А вот что сказать о ситуации, когда в ладонь одновременно вколачивается ящик гвоздей? То есть когда площадь разрушающего объекта раз эдак в пять-десять больше площади разрушаемого?..

«Гвоздь в ладонь» больно именно потому, что вся остальная ладонь цела, за исключением того места, в которую вколочен гвоздь. «Гвоздь в душу» больно по этой же причине: эту болезненную дырку есть, с чем сравнить, её можно сравнить с оставшимся, с уцелевшим и нетронутым.

Но при вколачивании что в ладонь, что в душу, сразу ящика гвоздей ранее существовавшее пространство, в которое он вколочен, утрачивается целиком.

То есть сравнивать более не с чем.

И болеть, в общем-то, тоже как бы более нечему.
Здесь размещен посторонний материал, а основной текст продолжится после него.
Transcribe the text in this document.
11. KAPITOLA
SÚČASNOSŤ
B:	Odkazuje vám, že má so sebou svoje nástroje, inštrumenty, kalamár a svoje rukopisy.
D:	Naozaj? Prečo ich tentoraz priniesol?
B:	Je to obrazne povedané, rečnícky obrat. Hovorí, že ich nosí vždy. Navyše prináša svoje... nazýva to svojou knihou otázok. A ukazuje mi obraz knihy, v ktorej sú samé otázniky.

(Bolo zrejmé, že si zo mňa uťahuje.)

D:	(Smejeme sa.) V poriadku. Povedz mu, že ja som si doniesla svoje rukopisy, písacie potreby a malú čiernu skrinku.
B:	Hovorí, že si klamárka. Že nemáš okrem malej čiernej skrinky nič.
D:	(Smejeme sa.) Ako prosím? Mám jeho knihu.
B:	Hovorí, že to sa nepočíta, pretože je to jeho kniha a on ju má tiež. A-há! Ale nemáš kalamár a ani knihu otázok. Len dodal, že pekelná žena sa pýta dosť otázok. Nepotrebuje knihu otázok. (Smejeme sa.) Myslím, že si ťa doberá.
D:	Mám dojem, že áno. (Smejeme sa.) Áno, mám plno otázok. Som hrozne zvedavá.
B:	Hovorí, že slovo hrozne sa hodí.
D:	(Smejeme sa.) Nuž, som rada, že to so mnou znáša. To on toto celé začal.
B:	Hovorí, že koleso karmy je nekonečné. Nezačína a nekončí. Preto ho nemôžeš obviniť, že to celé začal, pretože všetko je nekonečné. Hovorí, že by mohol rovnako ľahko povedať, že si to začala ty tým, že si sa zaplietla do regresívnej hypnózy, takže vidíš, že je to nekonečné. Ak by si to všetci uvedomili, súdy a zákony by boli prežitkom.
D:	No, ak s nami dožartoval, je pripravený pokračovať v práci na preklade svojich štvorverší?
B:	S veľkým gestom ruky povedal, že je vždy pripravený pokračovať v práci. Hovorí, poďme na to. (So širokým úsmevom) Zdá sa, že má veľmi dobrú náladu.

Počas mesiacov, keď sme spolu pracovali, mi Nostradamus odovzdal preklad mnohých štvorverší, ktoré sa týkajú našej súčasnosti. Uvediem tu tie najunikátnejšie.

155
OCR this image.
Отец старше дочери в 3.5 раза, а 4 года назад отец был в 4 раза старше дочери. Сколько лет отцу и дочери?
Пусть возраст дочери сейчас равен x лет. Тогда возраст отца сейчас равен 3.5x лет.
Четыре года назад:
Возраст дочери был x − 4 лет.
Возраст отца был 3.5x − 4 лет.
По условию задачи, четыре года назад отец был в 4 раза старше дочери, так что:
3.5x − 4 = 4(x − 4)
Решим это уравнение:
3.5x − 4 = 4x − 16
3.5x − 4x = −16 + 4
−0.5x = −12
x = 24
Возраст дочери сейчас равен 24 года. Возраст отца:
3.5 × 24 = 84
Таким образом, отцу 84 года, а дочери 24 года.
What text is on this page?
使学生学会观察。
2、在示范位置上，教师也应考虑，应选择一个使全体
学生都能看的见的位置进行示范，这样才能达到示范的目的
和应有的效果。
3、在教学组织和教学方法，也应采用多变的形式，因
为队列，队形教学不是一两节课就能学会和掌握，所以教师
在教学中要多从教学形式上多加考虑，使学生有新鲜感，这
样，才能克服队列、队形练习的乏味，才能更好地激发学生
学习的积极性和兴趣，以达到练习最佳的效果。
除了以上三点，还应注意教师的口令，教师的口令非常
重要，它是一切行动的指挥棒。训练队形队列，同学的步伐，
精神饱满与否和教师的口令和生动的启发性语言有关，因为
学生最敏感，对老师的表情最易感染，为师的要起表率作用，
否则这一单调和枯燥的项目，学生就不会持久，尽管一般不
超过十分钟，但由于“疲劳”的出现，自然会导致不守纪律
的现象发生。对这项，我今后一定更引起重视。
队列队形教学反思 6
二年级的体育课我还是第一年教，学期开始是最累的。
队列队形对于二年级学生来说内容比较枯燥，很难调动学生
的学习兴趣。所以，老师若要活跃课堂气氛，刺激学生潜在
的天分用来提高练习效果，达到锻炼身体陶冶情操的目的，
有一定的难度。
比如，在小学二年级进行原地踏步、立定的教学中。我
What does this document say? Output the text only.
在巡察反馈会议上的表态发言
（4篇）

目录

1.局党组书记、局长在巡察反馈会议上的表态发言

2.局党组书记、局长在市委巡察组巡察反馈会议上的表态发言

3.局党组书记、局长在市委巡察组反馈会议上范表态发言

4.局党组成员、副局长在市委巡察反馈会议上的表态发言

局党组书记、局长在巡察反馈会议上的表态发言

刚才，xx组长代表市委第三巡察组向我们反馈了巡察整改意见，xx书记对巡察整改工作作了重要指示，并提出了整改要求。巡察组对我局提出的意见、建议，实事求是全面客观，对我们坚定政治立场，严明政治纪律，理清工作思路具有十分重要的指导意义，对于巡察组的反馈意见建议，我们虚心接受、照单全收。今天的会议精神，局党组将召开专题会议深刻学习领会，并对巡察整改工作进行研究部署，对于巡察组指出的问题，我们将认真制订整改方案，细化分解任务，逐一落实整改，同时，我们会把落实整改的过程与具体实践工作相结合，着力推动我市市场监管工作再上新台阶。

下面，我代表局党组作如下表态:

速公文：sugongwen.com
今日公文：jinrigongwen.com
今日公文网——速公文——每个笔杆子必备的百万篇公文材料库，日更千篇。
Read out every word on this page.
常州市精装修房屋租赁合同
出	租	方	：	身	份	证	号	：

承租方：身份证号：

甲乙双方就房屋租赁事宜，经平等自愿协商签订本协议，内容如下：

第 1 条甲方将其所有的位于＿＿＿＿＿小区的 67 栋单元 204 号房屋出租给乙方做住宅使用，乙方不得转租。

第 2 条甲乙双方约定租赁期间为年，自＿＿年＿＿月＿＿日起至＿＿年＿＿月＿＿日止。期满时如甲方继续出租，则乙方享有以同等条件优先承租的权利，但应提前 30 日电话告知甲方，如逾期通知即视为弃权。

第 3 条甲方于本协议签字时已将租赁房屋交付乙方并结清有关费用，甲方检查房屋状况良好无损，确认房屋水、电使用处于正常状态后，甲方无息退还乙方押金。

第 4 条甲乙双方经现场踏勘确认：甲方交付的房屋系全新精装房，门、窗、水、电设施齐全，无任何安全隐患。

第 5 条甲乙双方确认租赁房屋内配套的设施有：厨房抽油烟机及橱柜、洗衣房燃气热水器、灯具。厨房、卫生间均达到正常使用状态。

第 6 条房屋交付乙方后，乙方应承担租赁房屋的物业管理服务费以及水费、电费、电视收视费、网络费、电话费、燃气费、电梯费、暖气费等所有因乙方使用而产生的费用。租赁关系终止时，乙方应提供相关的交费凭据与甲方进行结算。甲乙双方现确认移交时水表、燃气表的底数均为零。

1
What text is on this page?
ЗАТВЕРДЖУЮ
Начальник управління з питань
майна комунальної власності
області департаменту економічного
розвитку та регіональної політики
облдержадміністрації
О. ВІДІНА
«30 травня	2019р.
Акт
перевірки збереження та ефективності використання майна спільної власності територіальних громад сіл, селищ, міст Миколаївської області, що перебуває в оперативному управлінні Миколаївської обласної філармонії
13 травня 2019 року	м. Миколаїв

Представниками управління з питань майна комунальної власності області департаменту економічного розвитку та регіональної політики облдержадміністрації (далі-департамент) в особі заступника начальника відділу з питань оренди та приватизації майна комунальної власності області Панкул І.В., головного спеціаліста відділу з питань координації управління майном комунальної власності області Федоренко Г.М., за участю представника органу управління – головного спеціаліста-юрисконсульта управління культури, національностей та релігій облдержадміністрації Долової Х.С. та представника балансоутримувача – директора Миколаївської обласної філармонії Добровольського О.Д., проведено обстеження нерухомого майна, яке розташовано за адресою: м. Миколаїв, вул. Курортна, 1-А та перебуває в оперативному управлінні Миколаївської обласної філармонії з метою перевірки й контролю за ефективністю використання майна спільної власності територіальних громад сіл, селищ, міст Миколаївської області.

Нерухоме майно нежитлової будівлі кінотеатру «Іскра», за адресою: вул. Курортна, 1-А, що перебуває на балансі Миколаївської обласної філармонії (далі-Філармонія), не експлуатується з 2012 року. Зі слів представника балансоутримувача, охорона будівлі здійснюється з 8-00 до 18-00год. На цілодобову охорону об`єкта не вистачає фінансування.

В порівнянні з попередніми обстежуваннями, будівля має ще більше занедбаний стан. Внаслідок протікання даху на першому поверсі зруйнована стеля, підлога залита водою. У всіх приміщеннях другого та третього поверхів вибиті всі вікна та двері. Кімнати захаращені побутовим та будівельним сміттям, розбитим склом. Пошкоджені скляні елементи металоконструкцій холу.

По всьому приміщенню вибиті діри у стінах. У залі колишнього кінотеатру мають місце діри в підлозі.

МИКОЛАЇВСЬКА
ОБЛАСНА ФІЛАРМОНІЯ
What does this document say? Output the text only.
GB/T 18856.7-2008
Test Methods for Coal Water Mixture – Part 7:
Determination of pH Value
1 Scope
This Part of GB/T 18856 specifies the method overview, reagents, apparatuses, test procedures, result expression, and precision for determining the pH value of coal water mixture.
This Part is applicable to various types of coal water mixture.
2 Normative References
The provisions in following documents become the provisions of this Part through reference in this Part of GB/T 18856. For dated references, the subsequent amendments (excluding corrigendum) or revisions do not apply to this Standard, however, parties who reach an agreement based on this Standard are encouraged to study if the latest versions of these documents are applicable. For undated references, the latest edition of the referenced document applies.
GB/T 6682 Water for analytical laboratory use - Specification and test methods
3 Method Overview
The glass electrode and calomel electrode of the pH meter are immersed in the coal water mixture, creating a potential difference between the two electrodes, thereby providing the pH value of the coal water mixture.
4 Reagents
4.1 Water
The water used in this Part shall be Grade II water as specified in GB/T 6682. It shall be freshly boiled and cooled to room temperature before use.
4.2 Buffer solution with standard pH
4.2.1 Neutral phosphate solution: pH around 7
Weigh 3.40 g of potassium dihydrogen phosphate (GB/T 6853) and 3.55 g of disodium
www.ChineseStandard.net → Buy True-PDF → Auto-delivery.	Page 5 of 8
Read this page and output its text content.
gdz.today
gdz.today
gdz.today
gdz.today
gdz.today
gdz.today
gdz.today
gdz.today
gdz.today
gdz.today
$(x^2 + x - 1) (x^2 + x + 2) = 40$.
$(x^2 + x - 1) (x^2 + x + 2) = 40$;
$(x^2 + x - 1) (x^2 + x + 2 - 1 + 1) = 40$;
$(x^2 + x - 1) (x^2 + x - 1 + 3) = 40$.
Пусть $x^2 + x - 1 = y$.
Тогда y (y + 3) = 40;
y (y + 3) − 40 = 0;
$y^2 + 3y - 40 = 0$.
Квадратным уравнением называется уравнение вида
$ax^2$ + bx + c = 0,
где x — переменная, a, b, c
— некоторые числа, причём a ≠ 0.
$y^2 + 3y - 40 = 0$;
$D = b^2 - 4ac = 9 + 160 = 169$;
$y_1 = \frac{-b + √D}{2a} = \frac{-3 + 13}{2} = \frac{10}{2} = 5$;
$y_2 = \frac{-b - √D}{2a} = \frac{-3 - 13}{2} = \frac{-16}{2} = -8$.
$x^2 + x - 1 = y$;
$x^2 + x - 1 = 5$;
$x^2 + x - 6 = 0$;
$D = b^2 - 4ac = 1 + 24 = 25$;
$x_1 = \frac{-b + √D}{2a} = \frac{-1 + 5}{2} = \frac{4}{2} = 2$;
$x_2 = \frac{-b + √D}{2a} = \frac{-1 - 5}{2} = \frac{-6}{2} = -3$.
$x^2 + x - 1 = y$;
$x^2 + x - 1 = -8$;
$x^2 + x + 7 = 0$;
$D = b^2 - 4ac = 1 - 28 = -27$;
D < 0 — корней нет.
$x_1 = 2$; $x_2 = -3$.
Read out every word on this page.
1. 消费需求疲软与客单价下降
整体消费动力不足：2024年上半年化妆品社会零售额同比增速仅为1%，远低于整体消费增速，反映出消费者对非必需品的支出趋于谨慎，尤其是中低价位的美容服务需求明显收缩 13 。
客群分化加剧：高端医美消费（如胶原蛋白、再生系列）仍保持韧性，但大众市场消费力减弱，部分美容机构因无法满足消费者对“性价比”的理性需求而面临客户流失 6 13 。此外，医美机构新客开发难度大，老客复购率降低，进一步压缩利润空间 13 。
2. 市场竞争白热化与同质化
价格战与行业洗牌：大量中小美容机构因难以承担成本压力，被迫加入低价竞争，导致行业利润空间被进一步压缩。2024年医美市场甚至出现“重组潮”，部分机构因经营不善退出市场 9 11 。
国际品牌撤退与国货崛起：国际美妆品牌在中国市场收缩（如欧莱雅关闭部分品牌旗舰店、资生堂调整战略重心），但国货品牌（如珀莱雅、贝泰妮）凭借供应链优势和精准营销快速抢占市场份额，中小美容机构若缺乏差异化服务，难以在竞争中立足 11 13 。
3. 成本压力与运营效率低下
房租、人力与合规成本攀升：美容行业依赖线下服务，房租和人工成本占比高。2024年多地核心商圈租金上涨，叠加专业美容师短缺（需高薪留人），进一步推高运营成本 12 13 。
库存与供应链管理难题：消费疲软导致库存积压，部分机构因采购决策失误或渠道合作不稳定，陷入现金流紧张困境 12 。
Знаете детский стишок? «Если в сыре много дыр, значит, вкусным будет сыр. Если в нём одна дыра, значит, вкусным был вчера…» Одна сплошная дыра в сыре – это отсутствие сыра. Так же и тут.

Как я и сказал, шаманская болезнь приводит к достижению внутреннего возраста, который вряд ли можно определить конкретной цифрой. В математике есть такое забавное число «алеф», которое определяется как наименьшее бесконечное число. Если вам показалось, что вы поняли определение, повторяю: наименьшее бесконечное. То есть оно, конечно, бесконечное, но кроме него есть и другие, которые все больше него. Скажем, геометрически алеф-0 можно понимать как совокупность всех точек на прямой, алеф-1 как совокупность всех точек на плоскости, алеф-2 как совокупность всех точек трёхмерного пространства, ну и так далее. На что похоже, ну хотя бы, алеф-4, я предлагаю вам представить самостоятельно.

Так вот, шаманская психика и мышление – это своеобразное число «алеф», это наименьшее бесконечное. То есть максимальный объём опыта и знаний, способный поместиться в рамках отдельно взятой психики и мышления. Или, если точнее, способный быть воспроизведённым в рамках отдельной психики и мышления: а то вы ещё, чего доброго, подумаете, что у шамана на самом деле внутри что-то есть, что-то «помещается».

А у него внутри вообще ничего нет.

И вот это, признаюсь, самое странное, и где-то даже лично для шамана неприятное.